It’s no secret that half of the workforce is female. It’s also not a secret that a majority of those working females are also mothers. This summer, I chose to work remotely so that my children could spend time with their grandfather and attend awesome summer camps that were out of the state. I am a firm believer of taking my children outside of their comfort zone. At the ripe ages of 6 and 8, we left Atlanta for 5 weeks. I rented an office in Beaufort, SC where my father lives, and let my boys have the best summer of the lives. I only missed two days of work and had the most productive five weeks in nearly 6 years.
Typically, I tend to go out of my way for the professional and philanthropic relationships I have in my life. My personality type lends itself to advocating for others and causes in need. Because I wasn’t in proximity, I was unable to fill the gaps placed upon me by these relationships. They were not expectations that were discussed with me, just the assumption that I would be able to handle a task, or make a meeting, or help them with an initiative that is totally outside of my scope of responsibility and wouldn’t have normally made my priority list.

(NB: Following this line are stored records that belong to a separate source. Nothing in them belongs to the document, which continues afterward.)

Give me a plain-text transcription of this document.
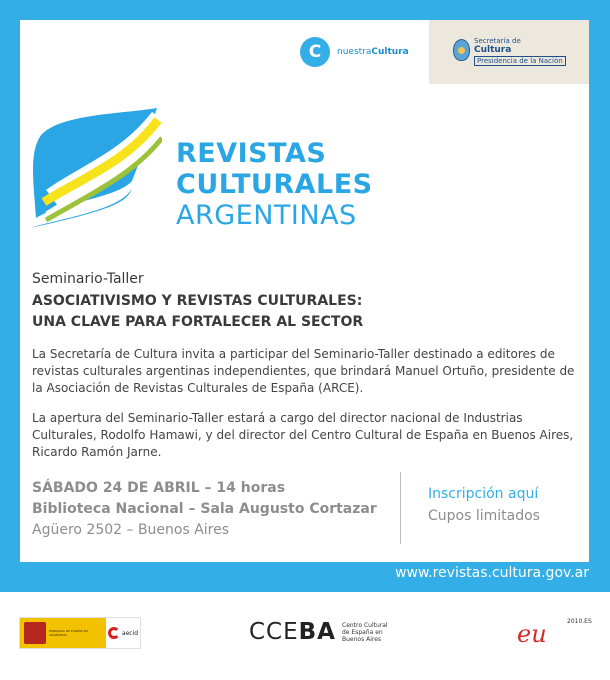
C	nuestraCultura
Secretaría de
Cultura
Presidencia de la Nación
REVISTAS
CULTURALES
ARGENTINAS
Seminario-Taller
ASOCIATIVISMO Y REVISTAS CULTURALES:
UNA CLAVE PARA FORTALECER AL SECTOR
La Secretaría de Cultura invita a participar del Seminario-Taller destinado a editores de revistas culturales argentinas independientes, que brindará Manuel Ortuño, presidente de la Asociación de Revistas Culturales de España (ARCE).
La apertura del Seminario-Taller estará a cargo del director nacional de Industrias Culturales, Rodolfo Hamawi, y del director del Centro Cultural de España en Buenos Aires, Ricardo Ramón Jarne.
SÁBADO 24 DE ABRIL – 14 horas
Biblioteca Nacional – Sala Augusto Cortazar
Agüero 2502 – Buenos Aires
Inscripción aquí
Cupos limitados
www.revistas.cultura.gov.ar
EMBAJADA DE ESPAÑA EN ARGENTINA	aecid	CCEBA Centro Cultural de España en Buenos Aires	eu	2010.ES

Because of the distance between South Carolina and Atlanta I found myself apologizing for expectations that other people had placed upon me. I found myself feeling guilty for not being able to rise above for a friend, colleague, or a cause. I also found myself saying ‘I’m sorry” a lot for things that pale in comparison to what I am responsible for – raising my children, spending time with my family, and running my business. I stopped apologizing.
If you come to a crossroads when someone or a cause makes you feel guilty for choosing your family or your business, never apologize. Instead, state your priorities and thank them for their understanding.